Tradução de Angela Lago


Três perguntas para...

Angela Lago
escritora, tradutora e ilustradora

O que é poesia para você?
Que pergunta, hem? Poesia… difícil de definir, de ler, de escrever, de tudo. Há sempre uma multiplicidade de sentidos que você tem de descobrir e tentar preservar se for traduzir… Para mim é uma experiência de aproximação da beleza tão vigorosa que substitui a experiência mística. Entrar em estado de poesia faz parte da vida humana, que seria pobre sem ela.

A que você atribui o fato de todas as pessoas, em algum momento, escreverem poemas?
O desejo de beleza, de tocar o indizível, o além de si mesmo. Imagino que se no cérebro tiver um lugar especial para a poesia, ele deve coincidir ou ser vizinho com o parte reservada para o mito.
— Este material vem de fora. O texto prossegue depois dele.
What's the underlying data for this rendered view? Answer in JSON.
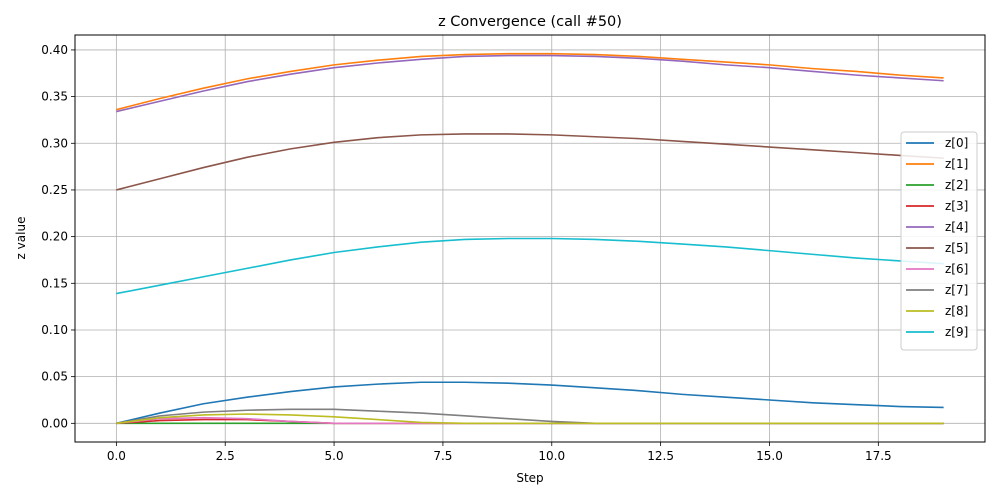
{
  "chart_data": {
    "type": "line",
    "title": "z Convergence (call #50)",
    "xlabel": "Step",
    "ylabel": "z value",
    "xlim": [
      -0.95,
      19.95
    ],
    "ylim": [
      -0.02,
      0.416
    ],
    "xticks": [
      0.0,
      2.5,
      5.0,
      7.5,
      10.0,
      12.5,
      15.0,
      17.5
    ],
    "xtick_labels": [
      "0.0",
      "2.5",
      "5.0",
      "7.5",
      "10.0",
      "12.5",
      "15.0",
      "17.5"
    ],
    "yticks": [
      0.0,
      0.05,
      0.1,
      0.15,
      0.2,
      0.25,
      0.3,
      0.35,
      0.4
    ],
    "ytick_labels": [
      "0.00",
      "0.05",
      "0.10",
      "0.15",
      "0.20",
      "0.25",
      "0.30",
      "0.35",
      "0.40"
    ],
    "grid": true,
    "legend_position": "center-right",
    "x": [
      0,
      1,
      2,
      3,
      4,
      5,
      6,
      7,
      8,
      9,
      10,
      11,
      12,
      13,
      14,
      15,
      16,
      17,
      18,
      19
    ],
    "series": [
      {
        "name": "z[0]",
        "color": "#1f77b4",
        "values": [
          0.0,
          0.011,
          0.021,
          0.028,
          0.034,
          0.039,
          0.042,
          0.044,
          0.044,
          0.043,
          0.041,
          0.038,
          0.035,
          0.031,
          0.028,
          0.025,
          0.022,
          0.02,
          0.018,
          0.017
        ]
      },
      {
        "name": "z[1]",
        "color": "#ff7f0e",
        "values": [
          0.336,
          0.348,
          0.359,
          0.369,
          0.377,
          0.384,
          0.389,
          0.393,
          0.395,
          0.396,
          0.396,
          0.395,
          0.393,
          0.39,
          0.387,
          0.384,
          0.38,
          0.377,
          0.373,
          0.37
        ]
      },
      {
        "name": "z[2]",
        "color": "#2ca02c",
        "values": [
          0,
          0,
          0,
          0,
          0,
          0,
          0,
          0,
          0,
          0,
          0,
          0,
          0,
          0,
          0,
          0,
          0,
          0,
          0,
          0
        ]
      },
      {
        "name": "z[3]",
        "color": "#d62728",
        "values": [
          0.0,
          0.003,
          0.004,
          0.004,
          0.002,
          0.0,
          0,
          0,
          0,
          0,
          0,
          0,
          0,
          0,
          0,
          0,
          0,
          0,
          0,
          0
        ]
      },
      {
        "name": "z[4]",
        "color": "#9467bd",
        "values": [
          0.334,
          0.345,
          0.356,
          0.366,
          0.374,
          0.381,
          0.386,
          0.39,
          0.393,
          0.394,
          0.394,
          0.393,
          0.391,
          0.388,
          0.384,
          0.381,
          0.377,
          0.373,
          0.37,
          0.367
        ]
      },
      {
        "name": "z[5]",
        "color": "#8c564b",
        "values": [
          0.25,
          0.262,
          0.274,
          0.285,
          0.294,
          0.301,
          0.306,
          0.309,
          0.31,
          0.31,
          0.309,
          0.307,
          0.305,
          0.302,
          0.299,
          0.296,
          0.293,
          0.29,
          0.287,
          0.284
        ]
      },
      {
        "name": "z[6]",
        "color": "#e377c2",
        "values": [
          0.0,
          0.005,
          0.006,
          0.005,
          0.002,
          0.0,
          0,
          0,
          0,
          0,
          0,
          0,
          0,
          0,
          0,
          0,
          0,
          0,
          0,
          0
        ]
      },
      {
        "name": "z[7]",
        "color": "#7f7f7f",
        "values": [
          0.0,
          0.008,
          0.012,
          0.014,
          0.015,
          0.015,
          0.013,
          0.011,
          0.008,
          0.005,
          0.002,
          0.0,
          0,
          0,
          0,
          0,
          0,
          0,
          0,
          0
        ]
      },
      {
        "name": "z[8]",
        "color": "#bcbd22",
        "values": [
          0.0,
          0.006,
          0.009,
          0.01,
          0.009,
          0.007,
          0.004,
          0.001,
          0.0,
          0,
          0,
          0,
          0,
          0,
          0,
          0,
          0,
          0,
          0,
          0
        ]
      },
      {
        "name": "z[9]",
        "color": "#17becf",
        "values": [
          0.139,
          0.148,
          0.157,
          0.166,
          0.175,
          0.183,
          0.189,
          0.194,
          0.197,
          0.198,
          0.198,
          0.197,
          0.195,
          0.192,
          0.189,
          0.185,
          0.181,
          0.177,
          0.174,
          0.171
        ]
      }
    ]
  }
}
O que é tradução para você?
Cada idioma é um mundo cercado. Tem sua própria estrutura e palavras intraduzíveis, pois a sonoridade de uma palavra também lhe confere sentido. Então é preciso abrir frestas com seu idioma, para ultrapassar esse lugar murado. Você tem que criar trilhas para uma aproximação que nunca acontecerá inteiramente.